—Certes; et dans peu de temps, j'espère!»
Il approcha ma main de ses lèvres, et il faut vraiment que la nature humaine ait un fonds bien grand de perversité, car cet hommage fut pour moi un plaisir si nouveau, si vif et si parfait que j'eus l'idée incongrue de..., mon Dieu! faut-il l'avouer?—Oui, j'eus l'idée,—que je n'exécutai pas,—de me jeter à son cou et de l'embrasser sur les deux joues, malgré ma tante, malgré le curé qui nous surveillait comme un dragon d'une nouvelle espèce, comme un excellent dragon joufflu et débonnaire.
VII
Mon esprit, après le départ de M. de Conprat, vécut pendant plusieurs jours dans une espèce de béatitude qu'il me serait difficile de décrire.
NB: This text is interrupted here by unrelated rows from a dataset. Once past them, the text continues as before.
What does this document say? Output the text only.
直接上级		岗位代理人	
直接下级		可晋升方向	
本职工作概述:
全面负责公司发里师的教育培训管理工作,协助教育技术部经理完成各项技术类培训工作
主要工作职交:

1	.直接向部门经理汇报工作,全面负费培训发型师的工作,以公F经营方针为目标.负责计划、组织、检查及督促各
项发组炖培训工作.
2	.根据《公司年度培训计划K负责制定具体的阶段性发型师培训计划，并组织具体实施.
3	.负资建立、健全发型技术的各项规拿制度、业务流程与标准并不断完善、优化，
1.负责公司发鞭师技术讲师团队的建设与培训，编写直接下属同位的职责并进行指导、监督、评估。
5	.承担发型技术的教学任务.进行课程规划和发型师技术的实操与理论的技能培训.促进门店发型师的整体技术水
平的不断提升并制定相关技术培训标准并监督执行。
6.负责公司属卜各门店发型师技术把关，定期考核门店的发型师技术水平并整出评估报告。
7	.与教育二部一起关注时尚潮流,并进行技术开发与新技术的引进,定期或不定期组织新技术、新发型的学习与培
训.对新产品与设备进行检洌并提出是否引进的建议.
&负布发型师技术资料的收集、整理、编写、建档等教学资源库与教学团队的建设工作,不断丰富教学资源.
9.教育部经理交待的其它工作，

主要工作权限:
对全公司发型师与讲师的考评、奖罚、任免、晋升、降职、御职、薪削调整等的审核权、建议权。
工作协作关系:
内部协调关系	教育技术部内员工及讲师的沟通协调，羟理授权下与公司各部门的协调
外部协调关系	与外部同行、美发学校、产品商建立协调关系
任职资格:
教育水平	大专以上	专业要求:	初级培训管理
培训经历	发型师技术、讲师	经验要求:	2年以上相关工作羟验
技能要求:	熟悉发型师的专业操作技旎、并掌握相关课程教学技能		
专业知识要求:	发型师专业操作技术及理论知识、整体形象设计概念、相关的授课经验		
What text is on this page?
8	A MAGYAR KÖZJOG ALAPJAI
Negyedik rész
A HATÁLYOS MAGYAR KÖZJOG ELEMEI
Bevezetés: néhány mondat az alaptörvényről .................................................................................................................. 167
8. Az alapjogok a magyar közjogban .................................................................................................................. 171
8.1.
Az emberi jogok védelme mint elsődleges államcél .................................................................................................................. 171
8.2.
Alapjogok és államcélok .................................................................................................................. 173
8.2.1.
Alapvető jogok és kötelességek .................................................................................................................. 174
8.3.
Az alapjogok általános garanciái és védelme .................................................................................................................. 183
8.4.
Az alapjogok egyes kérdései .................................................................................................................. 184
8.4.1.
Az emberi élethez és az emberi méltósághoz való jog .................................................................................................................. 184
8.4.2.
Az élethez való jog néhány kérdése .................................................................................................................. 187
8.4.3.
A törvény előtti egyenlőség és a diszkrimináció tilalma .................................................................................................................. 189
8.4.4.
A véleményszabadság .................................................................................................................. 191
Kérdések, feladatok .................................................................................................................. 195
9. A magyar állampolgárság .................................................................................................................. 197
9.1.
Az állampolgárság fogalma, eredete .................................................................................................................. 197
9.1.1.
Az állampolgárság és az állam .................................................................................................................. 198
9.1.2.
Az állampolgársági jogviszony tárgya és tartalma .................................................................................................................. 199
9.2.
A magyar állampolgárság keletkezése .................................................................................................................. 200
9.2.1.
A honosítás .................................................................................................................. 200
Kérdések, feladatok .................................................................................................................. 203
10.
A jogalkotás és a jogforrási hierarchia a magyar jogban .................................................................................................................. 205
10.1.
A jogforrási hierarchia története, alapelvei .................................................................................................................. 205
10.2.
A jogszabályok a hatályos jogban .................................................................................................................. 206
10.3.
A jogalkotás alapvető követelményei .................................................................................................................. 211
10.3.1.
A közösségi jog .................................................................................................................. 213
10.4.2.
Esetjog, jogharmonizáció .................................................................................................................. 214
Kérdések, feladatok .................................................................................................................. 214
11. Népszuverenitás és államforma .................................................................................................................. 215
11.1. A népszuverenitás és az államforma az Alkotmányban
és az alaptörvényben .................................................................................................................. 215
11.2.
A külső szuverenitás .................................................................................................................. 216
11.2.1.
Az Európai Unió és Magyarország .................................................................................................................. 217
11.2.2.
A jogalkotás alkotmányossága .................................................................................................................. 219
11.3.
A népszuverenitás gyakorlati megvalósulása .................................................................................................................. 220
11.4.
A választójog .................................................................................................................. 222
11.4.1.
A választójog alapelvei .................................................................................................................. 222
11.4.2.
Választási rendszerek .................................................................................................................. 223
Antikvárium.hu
J'éprouvais des sensations multiples qui se manifestaient à l'extérieur par des gambades ou des pirouettes, car ce dernier exercice, durant un temps assez long, a été ma manière d'exprimer une foule de sentiments.
Quand j'avais bien pirouetté, je me jetais sur l'herbe, et, les yeux au ciel, je songeais à une quantité de choses tout en ne pensant absolument à rien. Cet état moral exquis, pendant lequel l'âme vit dans une sorte de somnolence, dans une tranquillité rêveuse qui ressemble au sommeil, quoiqu'elle soit très éveillée, m'a laissé le plus doux souvenir. C'est même de ce temps que date ma passion folle pour la voûte céleste, qui, depuis lors, m'a toujours paru digne de sympathiser avec mes pensées qu'elles fussent tristes ou gaies, sérieuses ou légères.
Quand j'avais permis à mon imagination de s'égarer dans des sentiers ombreux, si obscurs qu'elle galopait à tâtons, je la laissais revenir à la lumière et contempler M. de Conprat. Je riais au souvenir de sa figure franche, de son bon rire, de ses dents blanches. J'aimais le baiser qu'il avait mis sur ma main, et j'éprouvais une véritable allégresse en songeant que, si j'avais suivi mon idée, j'aurais pu l'embrasser sur les deux joues. Je restais longtemps sur ces douces sensations, jusqu'à ce que j'en vinsse à me demander pourquoi mon âme passait par ces phases diverses.
Arrivée à ce point délicat, mon imagination commençait à entrer dans les ténèbres, où elle se battait avec des idées vaporeuses, tellement vaporeuses qu'en désespoir de cause j'abandonnais la partie pour penser derechef à une bouche qui m'avait plu, à des yeux qui m'avaient souri, à une expression que j'étais fermement décidée à ne jamais oublier.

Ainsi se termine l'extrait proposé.